Assim, deixar de marcar tires livres (indiretos, diretos ou até mesmo penais) é permitido. Porém, para que isso ocorra, deve-se levar em conta a regra. E interpretando-a, somos convidados a pensar: vale a pena, se na área penal o atacante sofrer uma infração, permitir a conclusão da jogada pelo motivo do seu companheiro ter a posse de bola? Sinceramente, entendo (juntamente com 99% dos árbitros) que a vantagem é marcar o pênalti, a não ser que a bola sobre sozinha para o atacante, com o gol aberto, “pedindo para ser chutada”. Tal consideração atende às 3 primeiras recomendações da interpretação da regra, que na sua essência diz: privilegiar a marcação do gol. E na maioria das “possíveis vantagens de infrações dentro da área”, a iminência do gol está na marcação do pênalti.

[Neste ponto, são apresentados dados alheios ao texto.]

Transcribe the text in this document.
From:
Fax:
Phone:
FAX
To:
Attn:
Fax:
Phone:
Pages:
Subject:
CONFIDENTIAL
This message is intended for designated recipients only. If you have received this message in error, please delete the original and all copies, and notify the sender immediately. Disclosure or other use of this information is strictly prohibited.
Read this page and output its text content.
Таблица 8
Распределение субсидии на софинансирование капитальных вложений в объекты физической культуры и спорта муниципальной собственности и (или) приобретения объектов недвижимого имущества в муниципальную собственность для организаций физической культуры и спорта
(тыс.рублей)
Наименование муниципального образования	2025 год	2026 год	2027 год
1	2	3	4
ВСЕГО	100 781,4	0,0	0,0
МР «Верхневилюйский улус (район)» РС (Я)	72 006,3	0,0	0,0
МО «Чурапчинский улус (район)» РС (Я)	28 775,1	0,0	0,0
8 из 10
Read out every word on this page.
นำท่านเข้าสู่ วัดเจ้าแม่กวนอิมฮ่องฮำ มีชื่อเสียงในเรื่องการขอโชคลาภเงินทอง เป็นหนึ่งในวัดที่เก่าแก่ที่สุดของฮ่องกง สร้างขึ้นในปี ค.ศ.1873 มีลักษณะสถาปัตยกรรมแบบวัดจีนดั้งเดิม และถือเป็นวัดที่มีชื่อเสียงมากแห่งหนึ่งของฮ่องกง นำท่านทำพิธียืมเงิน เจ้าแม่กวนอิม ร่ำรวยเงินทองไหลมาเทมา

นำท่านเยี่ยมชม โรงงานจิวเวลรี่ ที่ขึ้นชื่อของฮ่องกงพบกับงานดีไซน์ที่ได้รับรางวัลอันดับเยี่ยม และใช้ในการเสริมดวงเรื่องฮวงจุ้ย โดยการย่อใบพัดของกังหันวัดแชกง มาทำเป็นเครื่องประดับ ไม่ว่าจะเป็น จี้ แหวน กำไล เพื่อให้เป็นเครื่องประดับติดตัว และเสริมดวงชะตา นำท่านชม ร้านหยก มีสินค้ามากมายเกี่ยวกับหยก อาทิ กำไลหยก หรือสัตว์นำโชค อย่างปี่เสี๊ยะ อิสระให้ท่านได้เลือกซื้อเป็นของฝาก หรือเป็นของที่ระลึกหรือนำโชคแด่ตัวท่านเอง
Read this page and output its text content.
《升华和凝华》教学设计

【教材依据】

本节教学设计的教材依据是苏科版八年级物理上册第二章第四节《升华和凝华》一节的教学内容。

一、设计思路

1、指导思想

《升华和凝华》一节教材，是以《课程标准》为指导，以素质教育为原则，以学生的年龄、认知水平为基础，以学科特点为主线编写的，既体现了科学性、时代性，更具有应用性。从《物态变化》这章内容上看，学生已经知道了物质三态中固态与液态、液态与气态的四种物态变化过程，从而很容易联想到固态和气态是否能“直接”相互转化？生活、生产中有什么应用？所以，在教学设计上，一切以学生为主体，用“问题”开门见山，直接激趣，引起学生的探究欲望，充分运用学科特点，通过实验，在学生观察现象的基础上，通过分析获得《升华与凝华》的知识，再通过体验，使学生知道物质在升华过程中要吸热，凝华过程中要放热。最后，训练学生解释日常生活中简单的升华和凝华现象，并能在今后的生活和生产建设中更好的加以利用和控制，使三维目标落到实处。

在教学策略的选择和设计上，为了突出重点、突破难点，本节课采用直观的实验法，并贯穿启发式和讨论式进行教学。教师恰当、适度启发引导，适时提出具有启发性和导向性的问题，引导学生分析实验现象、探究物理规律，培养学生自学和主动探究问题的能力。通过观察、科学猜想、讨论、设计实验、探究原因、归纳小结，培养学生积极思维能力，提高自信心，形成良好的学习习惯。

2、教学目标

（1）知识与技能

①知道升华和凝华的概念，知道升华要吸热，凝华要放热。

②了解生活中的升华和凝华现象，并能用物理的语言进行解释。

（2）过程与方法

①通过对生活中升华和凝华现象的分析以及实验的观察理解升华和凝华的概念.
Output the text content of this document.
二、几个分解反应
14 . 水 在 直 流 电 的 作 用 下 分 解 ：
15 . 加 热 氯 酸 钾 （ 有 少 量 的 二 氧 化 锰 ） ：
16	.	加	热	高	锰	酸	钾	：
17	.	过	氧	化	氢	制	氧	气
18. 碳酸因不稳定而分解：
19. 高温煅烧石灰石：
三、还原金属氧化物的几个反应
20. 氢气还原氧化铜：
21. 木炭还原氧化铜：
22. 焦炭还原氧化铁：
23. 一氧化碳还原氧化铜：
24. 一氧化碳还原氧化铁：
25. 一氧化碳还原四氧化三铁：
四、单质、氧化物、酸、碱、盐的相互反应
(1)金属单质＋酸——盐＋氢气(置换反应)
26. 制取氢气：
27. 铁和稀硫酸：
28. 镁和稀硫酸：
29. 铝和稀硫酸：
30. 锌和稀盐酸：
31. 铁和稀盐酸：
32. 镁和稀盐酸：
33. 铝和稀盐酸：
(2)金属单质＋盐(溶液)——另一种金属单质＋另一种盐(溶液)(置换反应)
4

Uma ressalva: como já alardeado, a posse de bola não significa necessariamente vantagem. Vide lances em que os clubes possuem bons batedores de faltas! Uma tabela entre os atacantes na entrada da área pode não ser tão vantajosa quanto à marcação de uma falta. E aí lembramo-nos de que nós, árbitros, podemos inconsciente confundir a agilização do jogo e a dinamização da partida deixando o jogo correr (como devemos fazer), mas no momento errado, caindo até mesmo no erro de beneficiar o infrator.
Resumidamente, existe, à luz da regra do jogo, vantagem no pênalti. Mas a praticabilidade da mesma é quase nula pelas circunstâncias defendidas pela própria regra.
Por fim, dizer que “não há vantagem no pênalti”, insere tal frase naqueles já combalidos e errôneos mitos, como que “bateu na barreira tirou o impedimento”, “bola prensada é da zaga”, na “dúvida a bola é da defesa” e “apareceu, levanta a bandeira”.
Finalizando, confesso que acertar um lance de vantagem e na seqüência ver um gol saindo pela correta interpretação da regra, dá vontade de comemorar efusivamente por dentro. Mas esse desejo de “dar vantagem” deve ser tolhido pela racionalidade e frieza na análise da jogada. Detalhe: sempre na fração de segundos…
Obs: sei que tais trocas de experiências podem ser batidas à alguns amigos, mas árbitros iniciantes e interessados têm na nossa discussão um espelho alternativo e educativo. Claro, desde que nossa conversa não saia do ambiente respeitoso e das orientações das Comissões de Arbitragem as quais nós nos subordinamos, sempre com a fidelidade da Regra e Espírito do Jogo.